I guess that’s opposed to the rest of us.  Even Obama told the Black Caucus on September 24, 2011, “I expect all of you to march with me and press on. Take off your bedroom slippers, put on your marching shoes. Shake it off. Stop complaining and grumbling, stop crying. We are going to press on. We’ve got work to do, CBC.”   

On Obama’s watch, the funding for HBCU’s was reduced and the Small Business Administration’s regional offices to help minority entrepreneurs and businesses obliterated.

Immigration pushbacks were brutal but often out of the media.

Gay marriage was pushed on a black population still not on its legs and fast losing two-parent households with males and females.

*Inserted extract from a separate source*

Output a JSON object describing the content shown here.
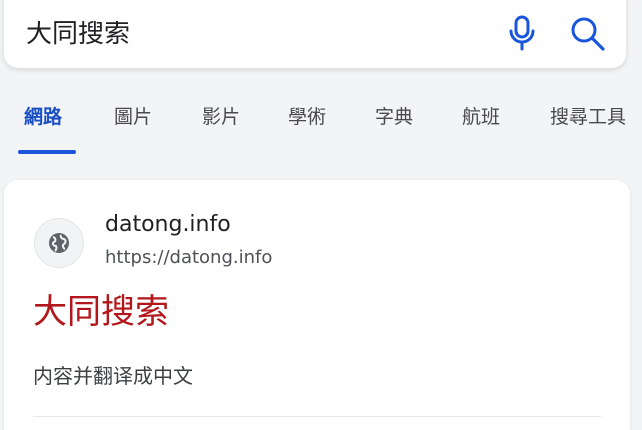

The benign neglect of previous Democratic administrations for black America was a reward for their unfailing and unquestioning loyalty.   

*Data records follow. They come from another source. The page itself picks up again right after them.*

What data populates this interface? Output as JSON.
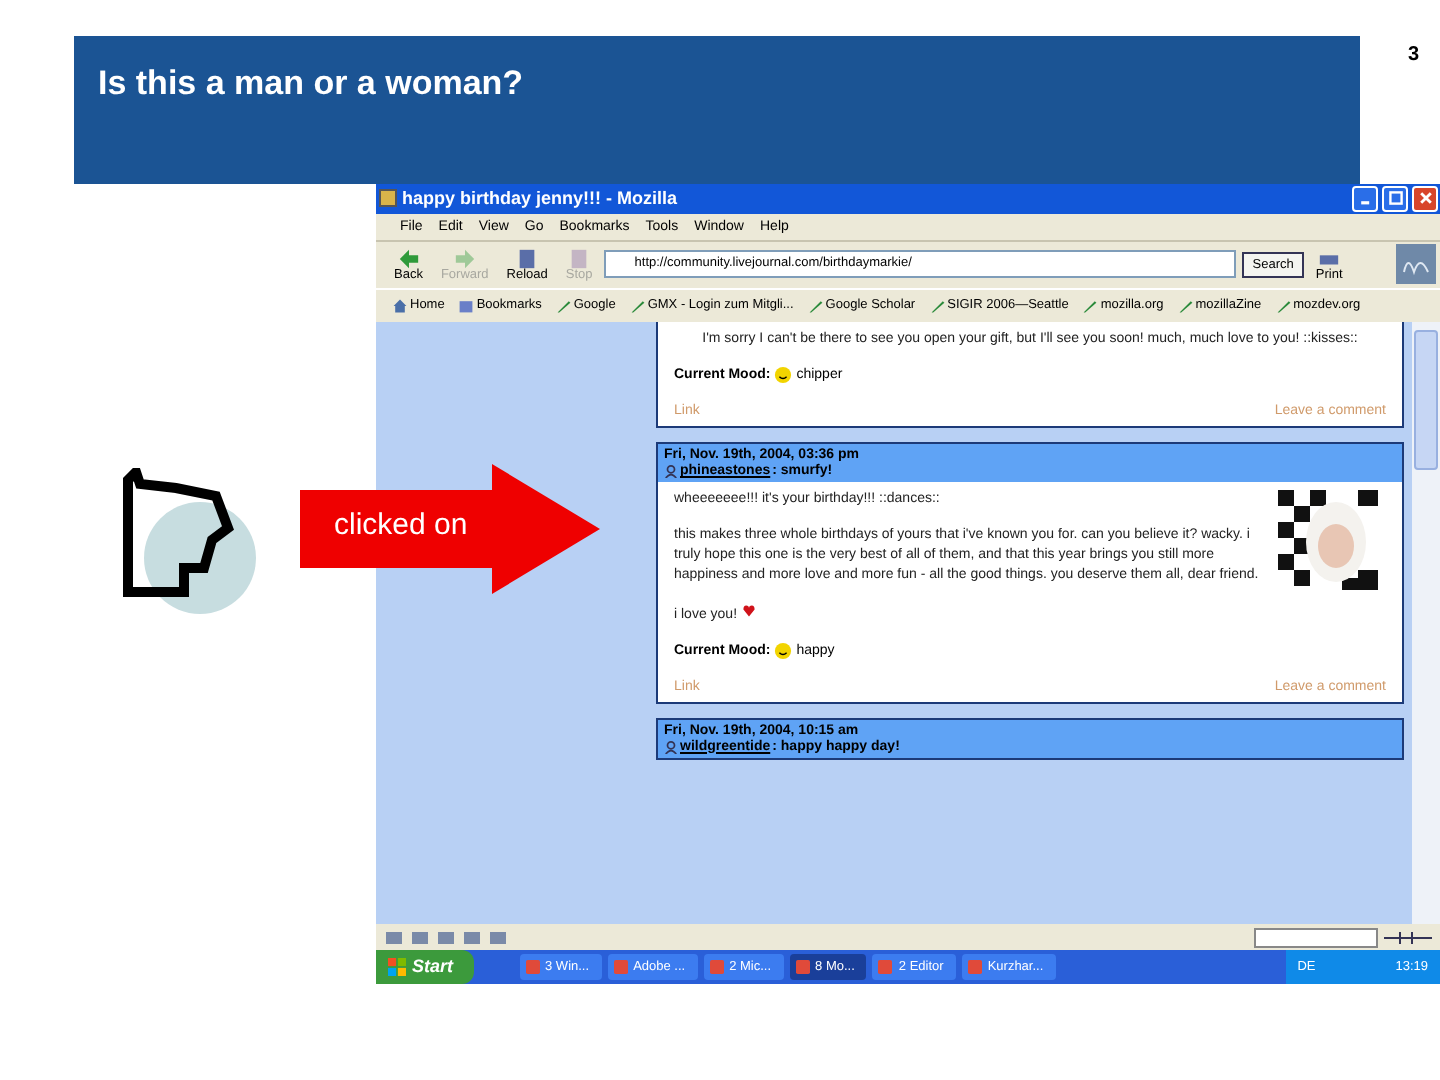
{
  "slide": {
    "title": "Is this a man or a woman?",
    "page_number": "3",
    "callout": "clicked on"
  },
  "browser": {
    "title": "happy birthday jenny!!! - Mozilla",
    "menu": [
      "File",
      "Edit",
      "View",
      "Go",
      "Bookmarks",
      "Tools",
      "Window",
      "Help"
    ],
    "nav_buttons": [
      {
        "label": "Back",
        "kind": "back",
        "disabled": false
      },
      {
        "label": "Forward",
        "kind": "forward",
        "disabled": true
      },
      {
        "label": "Reload",
        "kind": "reload",
        "disabled": false
      },
      {
        "label": "Stop",
        "kind": "stop",
        "disabled": true
      }
    ],
    "address": "http://community.livejournal.com/birthdaymarkie/",
    "search_button": "Search",
    "print_button": "Print",
    "bookmarks": [
      {
        "label": "Home",
        "kind": "home"
      },
      {
        "label": "Bookmarks",
        "kind": "folder"
      },
      {
        "label": "Google",
        "kind": "link"
      },
      {
        "label": "GMX - Login zum Mitgli...",
        "kind": "link"
      },
      {
        "label": "Google Scholar",
        "kind": "link"
      },
      {
        "label": "SIGIR 2006—Seattle",
        "kind": "link"
      },
      {
        "label": "mozilla.org",
        "kind": "link"
      },
      {
        "label": "mozillaZine",
        "kind": "link"
      },
      {
        "label": "mozdev.org",
        "kind": "link"
      }
    ],
    "entries": [
      {
        "kind": "partial",
        "paragraphs": [
          {
            "text": "I'm sorry I can't be there to see you open your gift, but I'll see you soon! much, much love to you! ::kisses::",
            "heart": false
          }
        ],
        "mood_label": "Current Mood:",
        "mood": "chipper",
        "link": "Link",
        "comment_link": "Leave a comment"
      },
      {
        "kind": "full",
        "date": "Fri, Nov. 19th, 2004, 03:36 pm",
        "user": "phineastones",
        "subject": ": smurfy!",
        "has_userpic": true,
        "paragraphs": [
          {
            "text": "wheeeeeee!!! it's your birthday!!! ::dances::",
            "heart": false
          },
          {
            "text": "this makes three whole birthdays of yours that i've known you for. can you believe it? wacky. i truly hope this one is the very best of all of them, and that this year brings you still more happiness and more love and more fun - all the good things. you deserve them all, dear friend.",
            "heart": false
          },
          {
            "text": "i love you!",
            "heart": true
          }
        ],
        "mood_label": "Current Mood:",
        "mood": "happy",
        "link": "Link",
        "comment_link": "Leave a comment"
      },
      {
        "kind": "header",
        "date": "Fri, Nov. 19th, 2004, 10:15 am",
        "user": "wildgreentide",
        "subject": ": happy happy day!"
      }
    ]
  },
  "taskbar": {
    "start": "Start",
    "items": [
      {
        "label": "3 Win...",
        "selected": false
      },
      {
        "label": "Adobe ...",
        "selected": false
      },
      {
        "label": "2 Mic...",
        "selected": false
      },
      {
        "label": "8 Mo...",
        "selected": true
      },
      {
        "label": "2 Editor",
        "selected": false
      },
      {
        "label": "Kurzhar...",
        "selected": false
      }
    ],
    "language": "DE",
    "clock": "13:19"
  }
}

Was 2016 presidential candidate Hillary Clinton to be just a place holder? Clinton in referring to our children said, “They are often the kinds of kids that are called super predators.”  This comes from the Clinton’s 1994 support for legislation demanding that after three strikes you’re locked up for life.

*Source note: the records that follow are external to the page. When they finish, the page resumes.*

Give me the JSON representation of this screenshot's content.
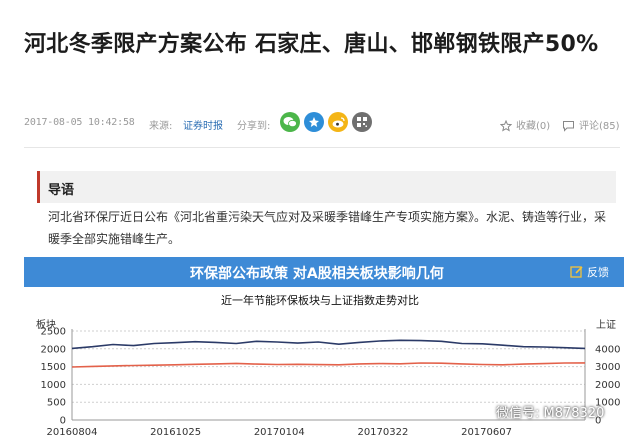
{
  "article": {
    "title": "河北冬季限产方案公布 石家庄、唐山、邯郸钢铁限产50%",
    "datetime": "2017-08-05 10:42:58",
    "source_label": "来源:",
    "source": "证券时报",
    "share_label": "分享到:",
    "share_icons": [
      "wechat-icon",
      "qzone-icon",
      "weibo-icon",
      "qrcode-icon"
    ],
    "favorite": "收藏(0)",
    "comments": "评论(85)"
  },
  "guide": {
    "label": "导语",
    "summary": "河北省环保厅近日公布《河北省重污染天气应对及采暖季错峰生产专项实施方案》。水泥、铸造等行业，采暖季全部实施错峰生产。"
  },
  "banner": {
    "title": "环保部公布政策 对A股相关板块影响几何",
    "feedback": "反馈",
    "color": "#3e8ad6"
  },
  "watermark": "微信号: M878320",
  "chart_data": {
    "type": "line",
    "title": "近一年节能环保板块与上证指数走势对比",
    "left_axis_label": "板块",
    "right_axis_label": "上证",
    "x_ticks": [
      "20160804",
      "20161025",
      "20170104",
      "20170322",
      "20170607"
    ],
    "x_range": [
      0,
      250
    ],
    "ylim_left": [
      0,
      2500
    ],
    "yticks_left": [
      0,
      500,
      1000,
      1500,
      2000,
      2500
    ],
    "ylim_right": [
      0,
      5000
    ],
    "yticks_right": [
      0,
      1000,
      2000,
      3000,
      4000
    ],
    "series": [
      {
        "axis": "left",
        "color": "#2b3a67",
        "x": [
          0,
          10,
          20,
          30,
          40,
          50,
          60,
          70,
          80,
          90,
          100,
          110,
          120,
          130,
          140,
          150,
          160,
          170,
          180,
          190,
          200,
          210,
          220,
          230,
          240,
          250
        ],
        "values": [
          2010,
          2060,
          2120,
          2090,
          2150,
          2170,
          2200,
          2180,
          2150,
          2210,
          2190,
          2160,
          2190,
          2130,
          2180,
          2220,
          2240,
          2230,
          2210,
          2150,
          2140,
          2100,
          2060,
          2050,
          2030,
          2010
        ]
      },
      {
        "axis": "right",
        "color": "#e3614a",
        "x": [
          0,
          10,
          20,
          30,
          40,
          50,
          60,
          70,
          80,
          90,
          100,
          110,
          120,
          130,
          140,
          150,
          160,
          170,
          180,
          190,
          200,
          210,
          220,
          230,
          240,
          250
        ],
        "values": [
          2980,
          3010,
          3040,
          3060,
          3080,
          3100,
          3130,
          3150,
          3180,
          3140,
          3120,
          3130,
          3110,
          3100,
          3150,
          3170,
          3160,
          3200,
          3190,
          3150,
          3120,
          3100,
          3140,
          3170,
          3200,
          3210
        ]
      }
    ]
  }
}
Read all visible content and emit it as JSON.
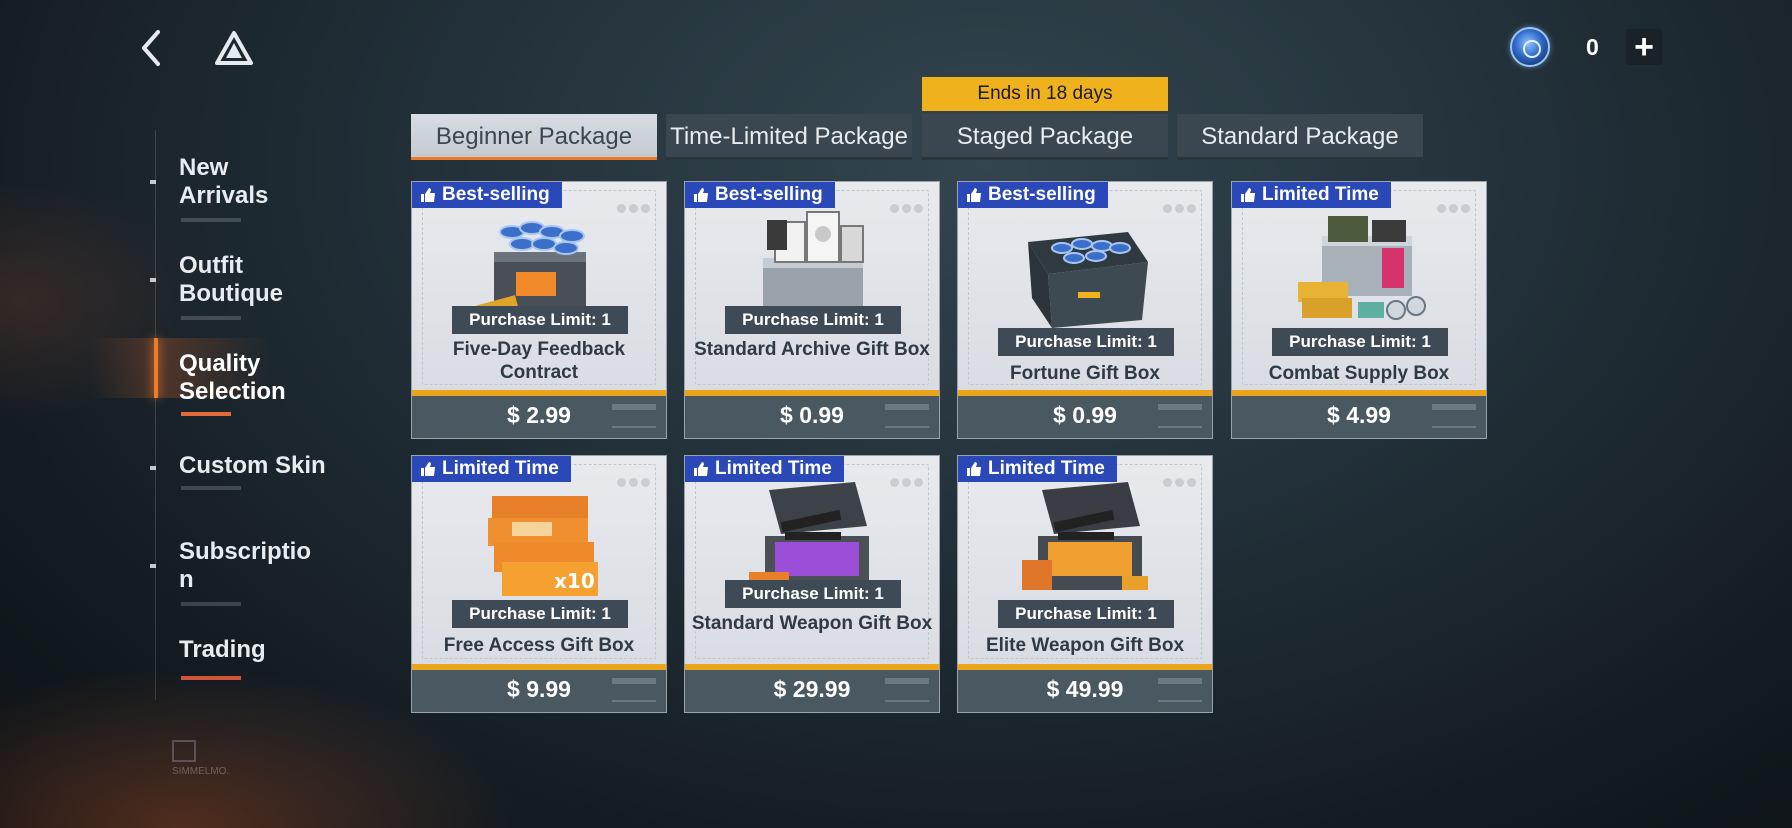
{
  "header": {
    "currency_amount": "0",
    "back_icon": "chevron-left-icon",
    "home_icon": "triangle-logo-icon",
    "add_icon": "plus-icon"
  },
  "sidebar": {
    "items": [
      {
        "label": "New\nArrivals"
      },
      {
        "label": "Outfit\nBoutique"
      },
      {
        "label": "Quality\nSelection"
      },
      {
        "label": "Custom Skin"
      },
      {
        "label": "Subscriptio\nn"
      },
      {
        "label": "Trading"
      }
    ],
    "active_index": 2
  },
  "tabs": {
    "ends_banner": "Ends in 18 days",
    "items": [
      {
        "label": "Beginner Package"
      },
      {
        "label": "Time-Limited Package"
      },
      {
        "label": "Staged Package"
      },
      {
        "label": "Standard Package"
      }
    ],
    "active_index": 0
  },
  "products": [
    {
      "badge": "Best-selling",
      "limit": "Purchase Limit: 1",
      "name": "Five-Day Feedback Contract",
      "price": "$ 2.99"
    },
    {
      "badge": "Best-selling",
      "limit": "Purchase Limit: 1",
      "name": "Standard Archive Gift Box",
      "price": "$ 0.99"
    },
    {
      "badge": "Best-selling",
      "limit": "Purchase Limit: 1",
      "name": "Fortune Gift Box",
      "price": "$ 0.99"
    },
    {
      "badge": "Limited Time",
      "limit": "Purchase Limit: 1",
      "name": "Combat Supply Box",
      "price": "$ 4.99"
    },
    {
      "badge": "Limited Time",
      "limit": "Purchase Limit: 1",
      "name": "Free Access Gift Box",
      "price": "$ 9.99"
    },
    {
      "badge": "Limited Time",
      "limit": "Purchase Limit: 1",
      "name": "Standard Weapon Gift Box",
      "price": "$ 29.99"
    },
    {
      "badge": "Limited Time",
      "limit": "Purchase Limit: 1",
      "name": "Elite Weapon Gift Box",
      "price": "$ 49.99"
    }
  ],
  "colors": {
    "accent_orange": "#f07a2c",
    "banner_yellow": "#f0b21c",
    "badge_blue": "#2a48b8",
    "price_stripe": "#eaa51c"
  }
}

The emerging neoliberalism now rapidly runs past socialism to a government welfare state printing more useless dollars to cover its cost.

Has presidential candidate Kamala Harris’ handling of prisoners veered far from this? What about her stereotyping marijuana use to her Jamaican heritage to the chagrin of her father or her seeming lack of appreciation for decriminalization of marijuana?  Is this any different than Obama’s reference to inhaling marijuana and noting he did “maybe a little blow?” Two wrongs don’t make it right, especially when it is illegal. Corey Booker, a senator from New Jersey and Democratic presidential candidate, has a serious pedigree but is a little thin in economic and political contributions. Though, he is quick to criticize the incumbent president.

The sad thing is, so many in black leadership have built their legacies on pandering to our perceived ”victimhood,” not our empowerment.

Even those in Baltimore, which was not reported by the media, told Rev. Al Sharpton to leave. They, like others, are beginning to appreciate words without works are meaningless.

Though Trump’s perceived insulting manner is harsh, a nerve is being hit in urban areas such as Chicago, Baltimore, LA and others, where crime reigns, drugs proliferate, education is failing and despair blankets with gloom.

As the Democratic National Committee struggles to fundraise even with its large overseers, Obama emerges from the shadows, tapping into their donor base for his “When We Vote” effort. Obama likely appreciates, as did Hillary Clinton, that in the context of the DNC, he who controls donor lists and data is de facto king of the party.

The insistence on the lie that African Americans gained the right to vote by President Lyndon B. Johnson signing the 1965 Voting Rights Act is a myth. That constitutional right was not and has not been lost but awaits the needed exorcism in people’s heads that makes them willing to go vote.

Salisbury’s Ada Fisher is a the current N.C. Republican national committeewoman.